T.S.: Let’s talk about the comparison between city and countryside. All the architecture so far has created a limit between these two environments, but I see in your visions a desire to expand the boundaries of the urban. There is no longer this definition of the distant countryside, but it becomes a characterising element or a place of experimentation within the city itself.
L.B.:
I recognise that the intense megalopolis has its own disruptive force and is completely contrary to nature. At the same time, the best urban experiences I have had always included primal natural elements. Rivers and green spaces are our strong point, and I am convinced that we can draw strength from nature to redesign cities as well. In this sense, I would like to mention Patrick Geddes’ Tel Aviv master plan, in which you can really connect with the natural and urban environment at the same time. When you see a city where its boulevards and spaces have been designed so that the urban and the natural interpenetrate in an almost utopian form, you really understand what urban ecology is.
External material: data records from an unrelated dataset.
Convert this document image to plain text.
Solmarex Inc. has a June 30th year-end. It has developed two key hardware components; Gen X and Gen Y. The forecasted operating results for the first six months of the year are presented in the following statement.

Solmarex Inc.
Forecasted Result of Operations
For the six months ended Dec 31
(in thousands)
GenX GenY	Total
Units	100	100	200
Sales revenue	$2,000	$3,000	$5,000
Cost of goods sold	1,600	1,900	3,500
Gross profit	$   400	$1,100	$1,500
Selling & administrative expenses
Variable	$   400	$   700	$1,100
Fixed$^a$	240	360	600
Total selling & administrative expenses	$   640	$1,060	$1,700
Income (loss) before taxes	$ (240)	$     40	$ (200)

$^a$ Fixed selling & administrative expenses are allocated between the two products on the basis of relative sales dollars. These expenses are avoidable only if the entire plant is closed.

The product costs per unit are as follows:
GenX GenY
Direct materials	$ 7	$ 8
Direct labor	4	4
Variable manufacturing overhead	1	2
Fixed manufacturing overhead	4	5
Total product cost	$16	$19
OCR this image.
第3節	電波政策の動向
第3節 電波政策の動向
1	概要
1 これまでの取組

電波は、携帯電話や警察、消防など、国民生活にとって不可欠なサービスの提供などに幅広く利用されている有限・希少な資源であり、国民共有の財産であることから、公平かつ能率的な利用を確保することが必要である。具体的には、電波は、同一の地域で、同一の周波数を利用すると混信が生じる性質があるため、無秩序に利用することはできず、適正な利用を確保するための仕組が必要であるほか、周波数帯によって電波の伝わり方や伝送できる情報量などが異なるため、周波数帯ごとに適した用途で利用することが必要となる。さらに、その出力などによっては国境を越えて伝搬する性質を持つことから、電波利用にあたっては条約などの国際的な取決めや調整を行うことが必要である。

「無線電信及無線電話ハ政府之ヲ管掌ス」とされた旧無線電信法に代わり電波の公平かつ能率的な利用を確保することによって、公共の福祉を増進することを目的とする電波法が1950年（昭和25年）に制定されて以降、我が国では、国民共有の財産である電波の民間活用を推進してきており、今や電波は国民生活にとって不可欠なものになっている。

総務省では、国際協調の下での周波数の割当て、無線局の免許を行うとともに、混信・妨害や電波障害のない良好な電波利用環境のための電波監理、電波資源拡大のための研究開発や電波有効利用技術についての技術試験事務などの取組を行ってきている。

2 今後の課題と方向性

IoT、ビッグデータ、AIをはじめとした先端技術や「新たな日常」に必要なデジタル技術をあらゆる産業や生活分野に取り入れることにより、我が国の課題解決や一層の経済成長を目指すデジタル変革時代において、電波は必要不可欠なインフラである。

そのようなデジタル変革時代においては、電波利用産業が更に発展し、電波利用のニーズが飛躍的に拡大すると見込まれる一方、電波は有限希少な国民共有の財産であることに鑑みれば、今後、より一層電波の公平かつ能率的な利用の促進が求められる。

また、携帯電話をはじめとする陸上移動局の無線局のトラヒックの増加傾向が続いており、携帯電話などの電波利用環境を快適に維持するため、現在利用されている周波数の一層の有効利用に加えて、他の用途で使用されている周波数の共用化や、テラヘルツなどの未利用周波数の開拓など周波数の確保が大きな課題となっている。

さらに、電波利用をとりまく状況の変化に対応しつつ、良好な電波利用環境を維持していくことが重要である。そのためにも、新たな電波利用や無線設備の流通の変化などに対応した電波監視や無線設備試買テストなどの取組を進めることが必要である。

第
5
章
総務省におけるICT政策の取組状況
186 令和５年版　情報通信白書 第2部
Torino Stratosferica, Precollinear Park, Turin, Italy, 2020

Domus: Is there a difference between an urban project designed for a local community and one designed for a wider public?
L.B.:
The relationship between Torino Stratosferica and the world is dual and biunique. On the one hand we take the best of Turin to the world, showing its potential, and on the other hand we bring the most avant-garde projects to Turin. We represent this kind of urban avant-garde here, hoping that everyone will be able to come during "Utopian Hours" to hear about these international cases, which consequently also become landmarks, heritage for tourists. Of course we try to look at our city with the eyes of an outsider. This is the way I look at cities when I visit them, which is not the eye of a tourist but of a person who after a few hours starts to imagine a life there.

Giovanni Comoglio: The Precollinear Park certainly relates to a physical city, linked to the river and the hills. From a wider frame point of view, what scene does this approach envisage and what scene should it create?
L.B.:
The image of the city is as important as the city itself in terms of its relationship with the world. To what extent we can contribute to creating an image of the city that helps it grow in a certain direction, freer, more beautiful, more attractive, more evolved. In this sense, all the narratives of a closed Turin are meaningless criticisms made by people who never leave the city centre. Those who, on the other hand, experiment nightlife, clubbing, the underground and multi-disciplinarity have a very different perception of the city. In this sense we have a responsibility to contribute to creating a more positive image of the city. Ours is also an appeal to the creative and cultural industry, we cannot only consume culture, we have to produce urban culture too. And urban culture is also produced thanks to experiences such as the Precollinear Park, around which the defining elements of the city, such as the river and the hill, can be immediately perceived by those who arrive. It is a very humble project that may have a temporary life, but it is a concrete example of how to create an image of the city ready to go in another direction.